Diriwayatkan bahwa seorang laki-laki datang menghadap Rasulullah saw. dan dia melihat kawanan kambing yang sangat besar berada di sebuah lembah di antara dua gunung. Dia berkata kepada beliau saw, “Mohon berikanlah ini kepada saya.” Beliau saw. tanpa ragu-ragu memberikan semua itu kepadanya. Orang tersebut membawa kawanan kambing itu kepada kaumnya dan berkata, “Wahai kaumku, berimanlah kepada Muhammad saw. Beliau memberikan begitu banyak sehingga tidak ada rasa takut sedikit pun terhadap kemiskinan dan kekurangan.” Para penulis sejarah nabi telah menulis bahwa peristiwa ini juga terjadi pada kesempatan yang sama. Ini adalah riwayat hadis. Selain itu masih ada peristiwa-peristiwa lain yang insyaallah akan disampaikan kemudian.

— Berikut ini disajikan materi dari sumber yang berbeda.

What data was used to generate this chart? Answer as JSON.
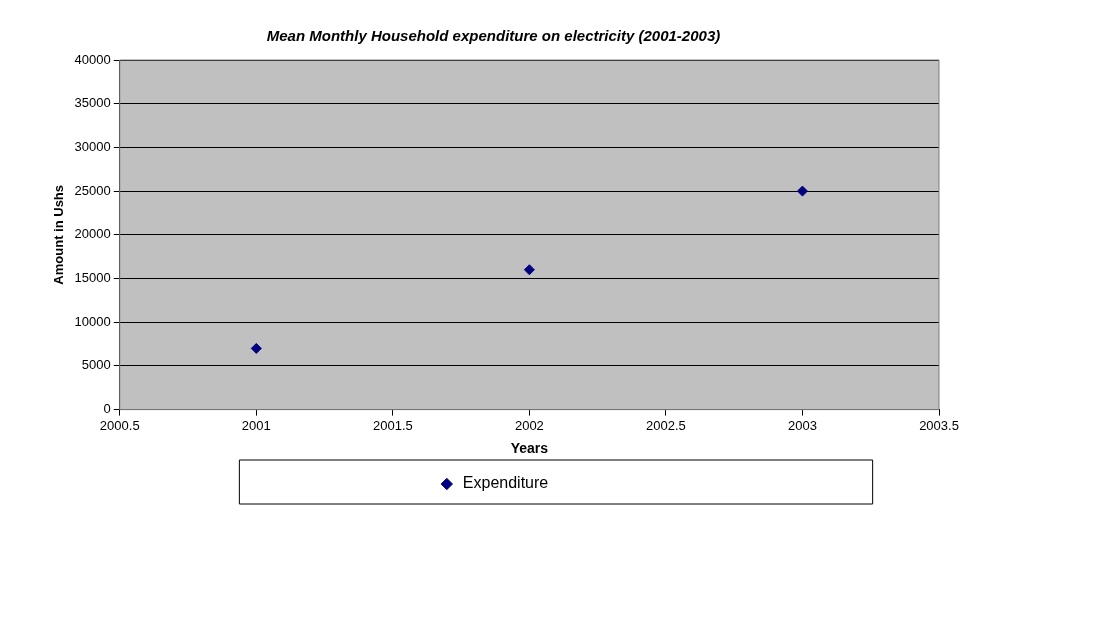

Pada kesempatan ini saya ingin menyebutkan beberapa orang almarhum yang juga akan saya salatkan jenazahnya setelah Jumat. Yang pertama adalah almarhum Mukarram Fahimuddin Nasir Sahib yang merupakan mubalig jemaat di Romania. Beberapa hari yang lalu beliau wafat pada usia lima puluh dua tahun, innā lillāhi wa-innā ilaihi rāji‘ūn. Dengan karunia Allah Taala beliau adalah musi. Ahmadiyah masuk dalam keluarga beliau terjadi melalui kakek buyutnya Hazrat Mirza Alam Din Sahib yang mendapat karunia baiat kepada Hazrat Masih Mau’ud
a.s. melalui surat. Pertama, seorang imam Masjid, Nur Muhammad Sahib dari desa Lodhi Nangal yang terletak dekat Qadian datang setelah melakukan baiat kepada Hazrat Masih Mau’ud a.s. Setelah kembali ke desa beliau mengumumkan bahwa Imam Mahdi telah datang dan adalah sosok yang benar, maka terimalah ia. Setelah itu di antara orang-orang yang melakukan baiat melalui surat adalah Mirza Alam Din juga.
Fahim-ud-Din Nasir Sahib lulus dari Jamiah pada bulan Juni 1996 kemudian beliau ditugaskan di berbagai tempat di Pakistan dan kemudian beliau juga mengambil spesialisasi dalam Tafsir Quran.
Pada tahun 2006 beliau dikirim ke Romania dan sampai wafat beliau terus memperoleh taufik untuk berkhidmat di sana. Istri beliau Nasirah Fahim menulis: beliau adalah seorang suami yang istimewa. Beliau memahami perasaan saya tanpa saya mengatakannya; beliau adalah seorang ayah yang sangat perhatian.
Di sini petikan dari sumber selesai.